A tree-free reduced representation of the evolutionary history of a set of samples is a pairwise distance matrix. Distances can be calculated either using the simulated tree (cophenetic distance metric) or calculated from simulated sequences (TN93).
As a phylogeny or genealogy specifies the necessary branch lengths and topology of a tree, it can be used to calculate a distance matrix.
The output of the sequence simulator can be converted directly to a distance matrix, as we did above.
sequences_df <- SEEPS::fasta_string_to_dataframe(sequences_fasta)

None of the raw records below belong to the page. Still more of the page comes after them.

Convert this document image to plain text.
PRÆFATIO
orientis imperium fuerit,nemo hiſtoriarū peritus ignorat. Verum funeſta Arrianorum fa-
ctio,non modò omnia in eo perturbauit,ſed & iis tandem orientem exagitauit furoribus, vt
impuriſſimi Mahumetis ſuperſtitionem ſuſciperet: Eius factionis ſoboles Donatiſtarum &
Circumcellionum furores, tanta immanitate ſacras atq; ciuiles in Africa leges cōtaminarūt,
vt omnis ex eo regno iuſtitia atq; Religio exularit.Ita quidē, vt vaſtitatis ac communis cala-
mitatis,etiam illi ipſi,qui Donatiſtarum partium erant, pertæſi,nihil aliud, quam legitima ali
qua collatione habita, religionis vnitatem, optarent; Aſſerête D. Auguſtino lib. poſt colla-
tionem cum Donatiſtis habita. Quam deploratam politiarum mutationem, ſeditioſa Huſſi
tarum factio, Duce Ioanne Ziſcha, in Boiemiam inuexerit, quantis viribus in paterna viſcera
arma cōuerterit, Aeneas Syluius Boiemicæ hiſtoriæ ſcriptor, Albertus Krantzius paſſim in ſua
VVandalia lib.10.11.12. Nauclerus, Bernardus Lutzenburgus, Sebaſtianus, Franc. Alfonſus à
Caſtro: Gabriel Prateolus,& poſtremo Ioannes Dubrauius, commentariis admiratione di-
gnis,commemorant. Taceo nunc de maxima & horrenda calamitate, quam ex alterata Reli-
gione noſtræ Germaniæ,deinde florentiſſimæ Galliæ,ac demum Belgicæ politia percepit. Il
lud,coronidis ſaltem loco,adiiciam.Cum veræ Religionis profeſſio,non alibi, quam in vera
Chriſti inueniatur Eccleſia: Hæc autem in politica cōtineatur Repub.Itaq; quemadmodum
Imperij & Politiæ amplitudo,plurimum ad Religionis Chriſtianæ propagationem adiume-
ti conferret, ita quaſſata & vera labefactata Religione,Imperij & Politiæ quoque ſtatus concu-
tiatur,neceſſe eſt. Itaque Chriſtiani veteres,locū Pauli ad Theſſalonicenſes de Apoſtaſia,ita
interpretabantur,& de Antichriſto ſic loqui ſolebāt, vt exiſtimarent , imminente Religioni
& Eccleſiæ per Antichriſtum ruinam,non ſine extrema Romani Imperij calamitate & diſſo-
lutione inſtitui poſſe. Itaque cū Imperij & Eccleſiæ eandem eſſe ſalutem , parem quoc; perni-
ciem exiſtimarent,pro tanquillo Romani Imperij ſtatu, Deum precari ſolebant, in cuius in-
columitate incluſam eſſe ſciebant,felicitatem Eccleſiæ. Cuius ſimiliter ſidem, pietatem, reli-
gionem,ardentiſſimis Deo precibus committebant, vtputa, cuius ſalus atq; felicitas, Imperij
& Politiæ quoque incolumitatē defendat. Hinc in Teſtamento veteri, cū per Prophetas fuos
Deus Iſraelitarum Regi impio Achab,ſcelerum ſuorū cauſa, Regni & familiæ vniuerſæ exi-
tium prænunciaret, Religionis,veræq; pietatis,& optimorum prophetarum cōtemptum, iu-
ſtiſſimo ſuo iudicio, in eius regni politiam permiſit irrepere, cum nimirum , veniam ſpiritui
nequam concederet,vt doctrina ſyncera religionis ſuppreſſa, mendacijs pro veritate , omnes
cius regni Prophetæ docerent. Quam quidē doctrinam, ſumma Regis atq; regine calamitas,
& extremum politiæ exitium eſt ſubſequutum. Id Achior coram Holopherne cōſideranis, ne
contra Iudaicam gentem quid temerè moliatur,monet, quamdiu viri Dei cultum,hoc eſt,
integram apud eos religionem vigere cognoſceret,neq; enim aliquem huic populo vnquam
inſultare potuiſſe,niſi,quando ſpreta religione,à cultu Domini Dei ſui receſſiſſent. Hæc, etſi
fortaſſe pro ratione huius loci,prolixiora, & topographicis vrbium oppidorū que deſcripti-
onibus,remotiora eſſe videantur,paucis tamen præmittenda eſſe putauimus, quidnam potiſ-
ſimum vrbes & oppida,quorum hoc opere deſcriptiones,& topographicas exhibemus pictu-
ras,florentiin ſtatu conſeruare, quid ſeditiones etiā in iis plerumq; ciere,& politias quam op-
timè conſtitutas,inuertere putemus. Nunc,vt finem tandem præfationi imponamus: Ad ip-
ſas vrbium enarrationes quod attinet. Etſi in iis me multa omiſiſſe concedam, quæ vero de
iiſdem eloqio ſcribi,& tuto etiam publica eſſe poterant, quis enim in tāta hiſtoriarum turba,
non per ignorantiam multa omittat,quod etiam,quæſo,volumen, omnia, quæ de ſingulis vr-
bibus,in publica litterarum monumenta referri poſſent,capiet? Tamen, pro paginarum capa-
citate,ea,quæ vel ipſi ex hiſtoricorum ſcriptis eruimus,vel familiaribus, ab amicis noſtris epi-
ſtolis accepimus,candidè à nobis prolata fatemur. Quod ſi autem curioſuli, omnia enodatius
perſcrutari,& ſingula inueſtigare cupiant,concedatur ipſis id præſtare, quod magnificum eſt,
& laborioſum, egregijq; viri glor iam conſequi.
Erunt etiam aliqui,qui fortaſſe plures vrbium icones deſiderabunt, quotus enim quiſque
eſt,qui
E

matrix <- SEEPS::build_distance_matrix_from_df(sequences_df)
This gives a matrix.
print(matrix)
#> 290 281 323 366 325
#> 290 0.00000 19.76165 17.63093 15.488872 14.476468
#> 281 19.76165 0.00000 16.48479 18.699251 16.588398
#> 323 17.63093 16.48479 0.00000 18.691663 15.488872
#> 366 15.48887 18.69925 18.69166 0.000000 7.121879
#> 325 14.47647 16.58840 15.48887 7.121879 0.000000
SeqGen uses the phylogenetic tree to determine when to branch a sequence, using a GTR+Γ model to select for mutations. The tree-based distance matrix approach does not use information about the originating sequence, resulting in different mutational patterns. These distances are rescaled by the length of the sequences (so the entries take values in [0, len(root sequence)] rather than [0, 1]), so they can be compared with the number of mutations in the tree-based distance matrix.